My wife, insomnia-plagued at 3 a.m., saw two opossums in the backyard, ghostly in the harsh beam of the security light. She mistook them at first for pale, slow-moving rats, and watched until they loped out of sight behind the garage. I made her promise to wake me if she sees them again, and a few days later I saw a dead one along the curb, torn apart, flattened and dried like opossum jerky. Among mammals, they seem without guile, unsuited to the world we’ve made. In Timothy Steele’s Didelphis Virginiana,” collected in Toward the Winter Solstice (Swallow Press/Ohio University Press, 2006), the speaker sees a car-mangled opossum in a Los Angeles intersection, “ironically in the crosswalk.” (The title is the animal’s Latin name.) He fetches a shovel, scrapes up the remains and buries them in the garden:

“Many such creatures perish daily, nothing
In evolution having readied them
Against machinery: grief seems absurd.
Nature herself, ever pragmatic, is
Blithely indifferent to her child’s departure.” 

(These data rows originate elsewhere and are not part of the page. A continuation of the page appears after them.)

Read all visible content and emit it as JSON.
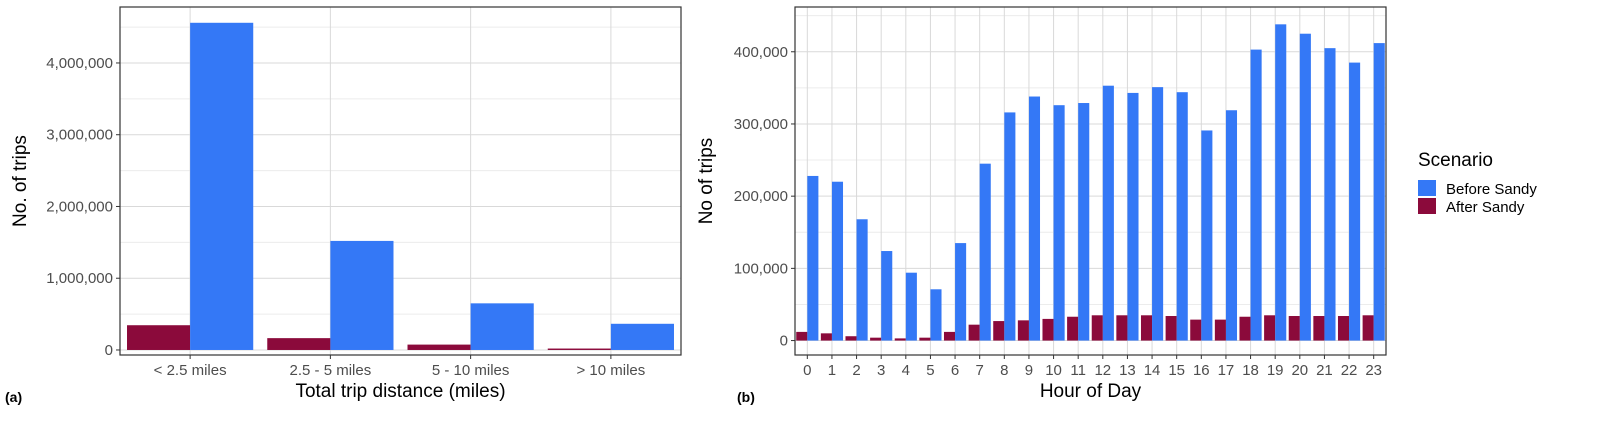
{
  "chart_data": [
    {
      "type": "bar",
      "panel_tag": "(a)",
      "xlabel": "Total trip distance (miles)",
      "ylabel": "No. of trips",
      "categories": [
        "< 2.5 miles",
        "2.5 - 5 miles",
        "5 - 10 miles",
        "> 10 miles"
      ],
      "series": [
        {
          "name": "After Sandy",
          "color": "#8b0a3b",
          "values": [
            345000,
            165000,
            75000,
            20000
          ]
        },
        {
          "name": "Before Sandy",
          "color": "#3478f6",
          "values": [
            4560000,
            1520000,
            650000,
            365000
          ]
        }
      ],
      "ylim": [
        -70000,
        4780000
      ],
      "yticks": [
        0,
        1000000,
        2000000,
        3000000,
        4000000
      ],
      "ytick_labels": [
        "0",
        "1,000,000",
        "2,000,000",
        "3,000,000",
        "4,000,000"
      ],
      "grid": true
    },
    {
      "type": "bar",
      "panel_tag": "(b)",
      "xlabel": "Hour of Day",
      "ylabel": "No of trips",
      "categories": [
        "0",
        "1",
        "2",
        "3",
        "4",
        "5",
        "6",
        "7",
        "8",
        "9",
        "10",
        "11",
        "12",
        "13",
        "14",
        "15",
        "16",
        "17",
        "18",
        "19",
        "20",
        "21",
        "22",
        "23"
      ],
      "series": [
        {
          "name": "After Sandy",
          "color": "#8b0a3b",
          "values": [
            12000,
            10000,
            6000,
            4000,
            3000,
            4000,
            12000,
            22000,
            27000,
            28000,
            30000,
            33000,
            35000,
            35000,
            35000,
            34000,
            29000,
            29000,
            33000,
            35000,
            34000,
            34000,
            34000,
            35000
          ]
        },
        {
          "name": "Before Sandy",
          "color": "#3478f6",
          "values": [
            228000,
            220000,
            168000,
            124000,
            94000,
            71000,
            135000,
            245000,
            316000,
            338000,
            326000,
            329000,
            353000,
            343000,
            351000,
            344000,
            291000,
            319000,
            403000,
            438000,
            425000,
            405000,
            385000,
            412000
          ]
        }
      ],
      "ylim": [
        -20000,
        462000
      ],
      "yticks": [
        0,
        100000,
        200000,
        300000,
        400000
      ],
      "ytick_labels": [
        "0",
        "100,000",
        "200,000",
        "300,000",
        "400,000"
      ],
      "grid": true
    }
  ],
  "legend": {
    "title": "Scenario",
    "placement": "right",
    "items": [
      {
        "label": "Before Sandy",
        "color": "#3478f6"
      },
      {
        "label": "After Sandy",
        "color": "#8b0a3b"
      }
    ]
  }
}
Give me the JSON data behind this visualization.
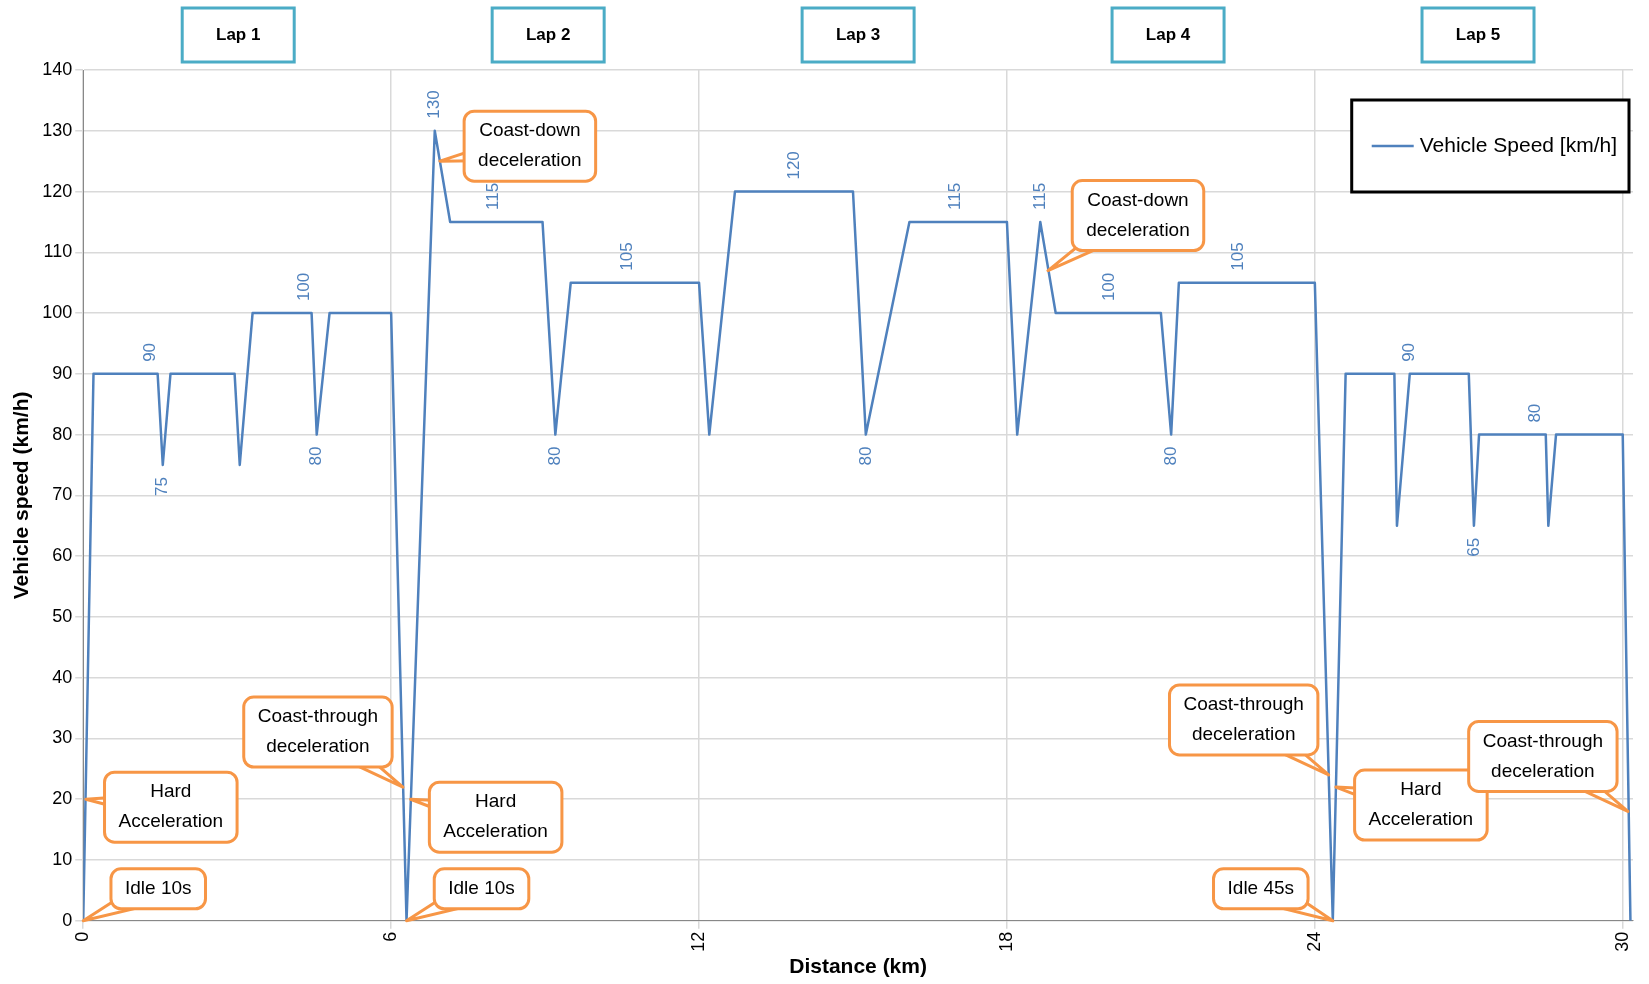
{
  "chart_data": {
    "type": "line",
    "xlabel": "Distance (km)",
    "ylabel": "Vehicle speed (km/h)",
    "x": [
      0,
      0.2,
      1.45,
      1.55,
      1.7,
      2.95,
      3.05,
      3.3,
      4.45,
      4.55,
      4.8,
      6.0,
      6.3,
      6.85,
      7.15,
      8.95,
      9.2,
      9.5,
      12.0,
      12.2,
      12.7,
      15.0,
      15.25,
      16.1,
      18.0,
      18.2,
      18.65,
      18.95,
      21.0,
      21.2,
      21.35,
      24.0,
      24.35,
      24.6,
      25.55,
      25.6,
      25.85,
      27.0,
      27.1,
      27.2,
      28.5,
      28.55,
      28.7,
      30.0,
      30.15
    ],
    "series": [
      {
        "name": "Vehicle Speed [km/h]",
        "color": "#4f81bd",
        "values": [
          0,
          90,
          90,
          75,
          90,
          90,
          75,
          100,
          100,
          80,
          100,
          100,
          0,
          130,
          115,
          115,
          80,
          105,
          105,
          80,
          120,
          120,
          80,
          115,
          115,
          80,
          115,
          100,
          100,
          80,
          105,
          105,
          0,
          90,
          90,
          65,
          90,
          90,
          65,
          80,
          80,
          65,
          80,
          80,
          0
        ]
      }
    ],
    "xlim": [
      0,
      30.2
    ],
    "xticks": [
      0,
      6,
      12,
      18,
      24,
      30
    ],
    "ylim": [
      0,
      140
    ],
    "yticks": [
      0,
      10,
      20,
      30,
      40,
      50,
      60,
      70,
      80,
      90,
      100,
      110,
      120,
      130,
      140
    ],
    "grid": true,
    "legend": "top right",
    "marker": "none",
    "line_style": "solid",
    "annotations": [
      {
        "text": "90",
        "x": 1.3,
        "y": 90
      },
      {
        "text": "75",
        "x": 1.55,
        "y": 75
      },
      {
        "text": "100",
        "x": 4.3,
        "y": 100
      },
      {
        "text": "80",
        "x": 4.55,
        "y": 80
      },
      {
        "text": "130",
        "x": 6.85,
        "y": 130
      },
      {
        "text": "115",
        "x": 8.0,
        "y": 115
      },
      {
        "text": "80",
        "x": 9.2,
        "y": 80
      },
      {
        "text": "105",
        "x": 10.6,
        "y": 105
      },
      {
        "text": "120",
        "x": 13.85,
        "y": 120
      },
      {
        "text": "80",
        "x": 15.25,
        "y": 80
      },
      {
        "text": "115",
        "x": 17.0,
        "y": 115
      },
      {
        "text": "115",
        "x": 18.65,
        "y": 115
      },
      {
        "text": "100",
        "x": 20.0,
        "y": 100
      },
      {
        "text": "80",
        "x": 21.2,
        "y": 80
      },
      {
        "text": "105",
        "x": 22.5,
        "y": 105
      },
      {
        "text": "90",
        "x": 25.85,
        "y": 90
      },
      {
        "text": "65",
        "x": 27.1,
        "y": 65
      },
      {
        "text": "80",
        "x": 28.3,
        "y": 80
      },
      {
        "text": "Hard Acceleration",
        "x": 0.05,
        "y": 20
      },
      {
        "text": "Idle 10s",
        "x": 0,
        "y": 0
      },
      {
        "text": "Coast-through deceleration",
        "x": 6.23,
        "y": 22
      },
      {
        "text": "Hard Acceleration",
        "x": 6.38,
        "y": 20
      },
      {
        "text": "Idle 10s",
        "x": 6.3,
        "y": 0
      },
      {
        "text": "Coast-down deceleration",
        "x": 6.95,
        "y": 125
      },
      {
        "text": "Coast-down deceleration",
        "x": 18.8,
        "y": 107
      },
      {
        "text": "Coast-through deceleration",
        "x": 24.27,
        "y": 24
      },
      {
        "text": "Hard Acceleration",
        "x": 24.41,
        "y": 22
      },
      {
        "text": "Idle 45s",
        "x": 24.35,
        "y": 0
      },
      {
        "text": "Coast-through deceleration",
        "x": 30.1,
        "y": 18
      },
      "Lap 1",
      "Lap 2",
      "Lap 3",
      "Lap 4",
      "Lap 5"
    ]
  }
}
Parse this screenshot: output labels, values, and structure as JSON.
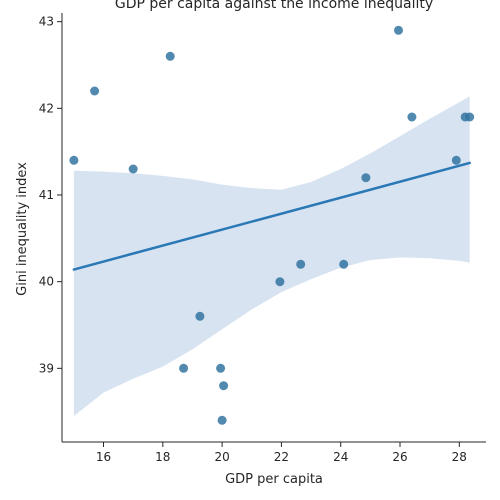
{
  "chart_data": {
    "type": "scatter",
    "title": "GDP per capita against the income inequality",
    "xlabel": "GDP per capita",
    "ylabel": "Gini inequality index",
    "xlim": [
      14.6,
      28.9
    ],
    "ylim": [
      38.15,
      43.1
    ],
    "x_ticks": [
      16,
      18,
      20,
      22,
      24,
      26,
      28
    ],
    "y_ticks": [
      39,
      40,
      41,
      42,
      43
    ],
    "grid": false,
    "points": [
      {
        "x": 15.0,
        "y": 41.4
      },
      {
        "x": 15.7,
        "y": 42.2
      },
      {
        "x": 17.0,
        "y": 41.3
      },
      {
        "x": 18.25,
        "y": 42.6
      },
      {
        "x": 18.7,
        "y": 39.0
      },
      {
        "x": 19.25,
        "y": 39.6
      },
      {
        "x": 19.95,
        "y": 39.0
      },
      {
        "x": 20.05,
        "y": 38.8
      },
      {
        "x": 20.0,
        "y": 38.4
      },
      {
        "x": 21.95,
        "y": 40.0
      },
      {
        "x": 22.65,
        "y": 40.2
      },
      {
        "x": 24.1,
        "y": 40.2
      },
      {
        "x": 24.85,
        "y": 41.2
      },
      {
        "x": 25.95,
        "y": 42.9
      },
      {
        "x": 26.4,
        "y": 41.9
      },
      {
        "x": 27.9,
        "y": 41.4
      },
      {
        "x": 28.2,
        "y": 41.9
      },
      {
        "x": 28.35,
        "y": 41.9
      }
    ],
    "regression": {
      "x": [
        15.0,
        28.35
      ],
      "y": [
        40.14,
        41.37
      ]
    },
    "confidence_band": [
      {
        "x": 15.0,
        "lower": 38.45,
        "upper": 41.28
      },
      {
        "x": 16.0,
        "lower": 38.72,
        "upper": 41.27
      },
      {
        "x": 17.0,
        "lower": 38.88,
        "upper": 41.25
      },
      {
        "x": 18.0,
        "lower": 39.02,
        "upper": 41.22
      },
      {
        "x": 19.0,
        "lower": 39.22,
        "upper": 41.18
      },
      {
        "x": 20.0,
        "lower": 39.45,
        "upper": 41.12
      },
      {
        "x": 21.0,
        "lower": 39.68,
        "upper": 41.08
      },
      {
        "x": 22.0,
        "lower": 39.88,
        "upper": 41.06
      },
      {
        "x": 23.0,
        "lower": 40.03,
        "upper": 41.15
      },
      {
        "x": 24.0,
        "lower": 40.16,
        "upper": 41.3
      },
      {
        "x": 25.0,
        "lower": 40.25,
        "upper": 41.48
      },
      {
        "x": 26.0,
        "lower": 40.28,
        "upper": 41.68
      },
      {
        "x": 27.0,
        "lower": 40.27,
        "upper": 41.88
      },
      {
        "x": 28.0,
        "lower": 40.24,
        "upper": 42.07
      },
      {
        "x": 28.35,
        "lower": 40.22,
        "upper": 42.14
      }
    ],
    "colors": {
      "points": "#3274a1",
      "line": "#2a78b6",
      "band": "#c9daec",
      "axis": "#262626"
    }
  }
}
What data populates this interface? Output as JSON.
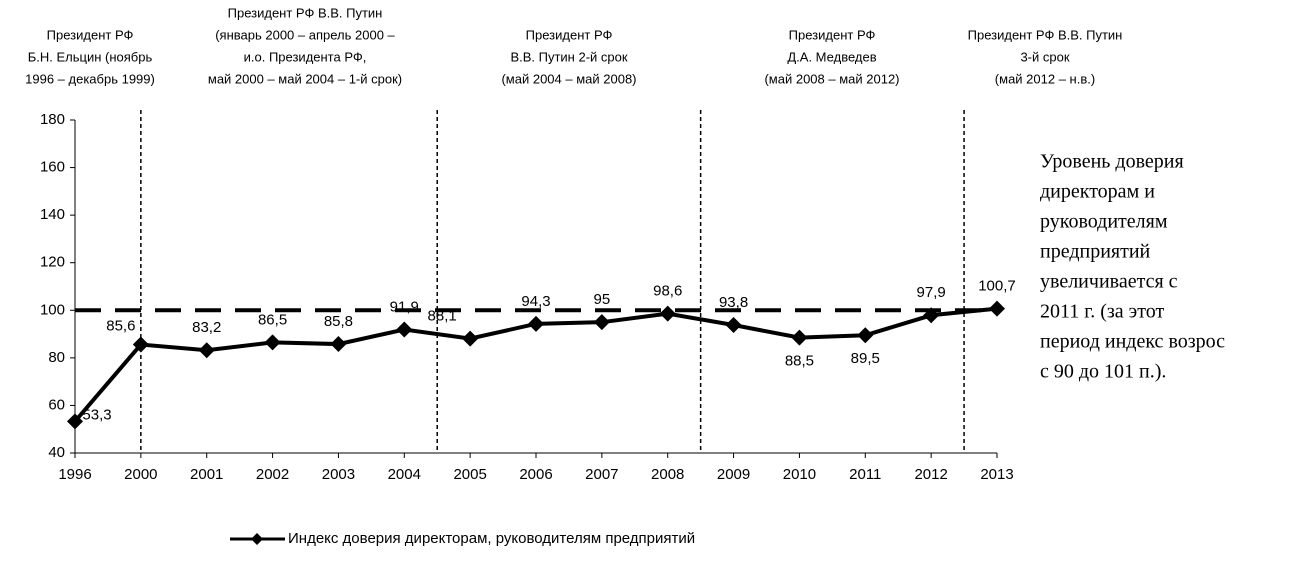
{
  "chart_data": {
    "type": "line",
    "categories": [
      "1996",
      "2000",
      "2001",
      "2002",
      "2003",
      "2004",
      "2005",
      "2006",
      "2007",
      "2008",
      "2009",
      "2010",
      "2011",
      "2012",
      "2013"
    ],
    "series": [
      {
        "name": "Индекс доверия директорам, руководителям предприятий",
        "color": "#000000",
        "values": [
          53.3,
          85.6,
          83.2,
          86.5,
          85.8,
          91.9,
          88.1,
          94.3,
          95,
          98.6,
          93.8,
          88.5,
          89.5,
          97.9,
          100.7
        ],
        "value_labels": [
          "53,3",
          "85,6",
          "83,2",
          "86,5",
          "85,8",
          "91,9",
          "88,1",
          "94,3",
          "95",
          "98,6",
          "93,8",
          "88,5",
          "89,5",
          "97,9",
          "100,7"
        ]
      }
    ],
    "ylim": [
      40,
      180
    ],
    "yticks": [
      40,
      60,
      80,
      100,
      120,
      140,
      160,
      180
    ],
    "reference_line": 100,
    "annotations": [
      [
        "Президент РФ",
        "Б.Н. Ельцин (ноябрь",
        "1996 – декабрь 1999)"
      ],
      [
        "Президент РФ В.В. Путин",
        "(январь 2000 – апрель 2000 –",
        "и.о. Президента РФ,",
        "май 2000 – май 2004 – 1-й срок)"
      ],
      [
        "Президент РФ",
        "В.В. Путин 2-й срок",
        "(май 2004 –  май 2008)"
      ],
      [
        "Президент РФ",
        "Д.А. Медведев",
        "(май 2008 –  май 2012)"
      ],
      [
        "Президент РФ В.В. Путин",
        "3-й срок",
        "(май 2012 – н.в.)"
      ]
    ],
    "side_text": [
      "Уровень доверия",
      "директорам и",
      "руководителям",
      "предприятий",
      "увеличивается с",
      "2011 г. (за этот",
      "период индекс возрос",
      "с 90 до 101 п.)."
    ]
  }
}
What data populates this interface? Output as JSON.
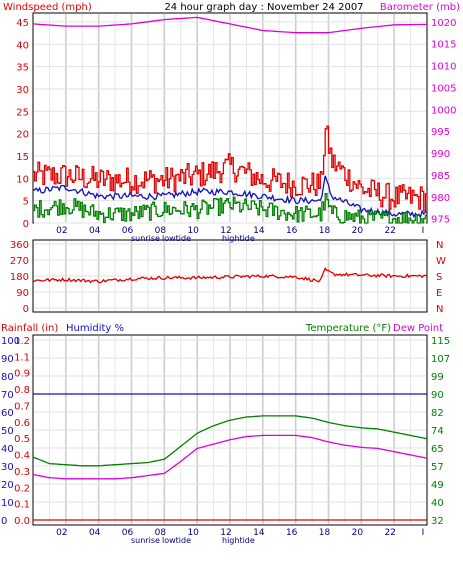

But the speaker is moved, after burial, to wish the opossum, “if opossums have Elysium,”  a fulfilling afterlife: “May it, restored, probe with its pointed snout / Through a warm, everlasting night whose gardens / Are redolent with earth mold.” A human destroyed the marsupial; a human wishes him well. When the satisfactions of decisive action are denied us, we’re left with ritual, which is better than nothing: 

“Meanwhile, I kneel and brush
Soil back into the grave, and, having tamped it,
Rise to resume my own diminished day.”


William A. Sigler said...

Opossums are the great deceivers of the animal kingdom. They feed off our world but walk through it as impossible aliens. Your wife’s vision of a rat is clear sight, but most can’t see that clearly at night. Opossums are practiced in the art of diversion, playing dead to signal the game has ended. They actually secrete a musk scent of death, one that apparently fooled Mr. Steele into his materialistic ritual for his own fear of death. Hurtful words, the opossum pretends, don’t harm, so the safety of the brush becomes a victory earned through strategy. Yet there is a cost in this hide and seek, for the opossum always runs from his true self, daring it only when he thinks no one is looking. The key for us when we encounter opossum medicine is to see through the darkness of illusion and understand we are all inseparable, interchangeable consciousnesses.

Shelley said...

It's odd, because I'm not the world's biggest animal-lover, but whenever I stop and look at one, I feel like my day has radically changed.

The Sanity Inspector said...

Why did the chicken cross the road? To prove to the opossum / armadillo / white-tail deer / raccoon / etc that it *can* be done!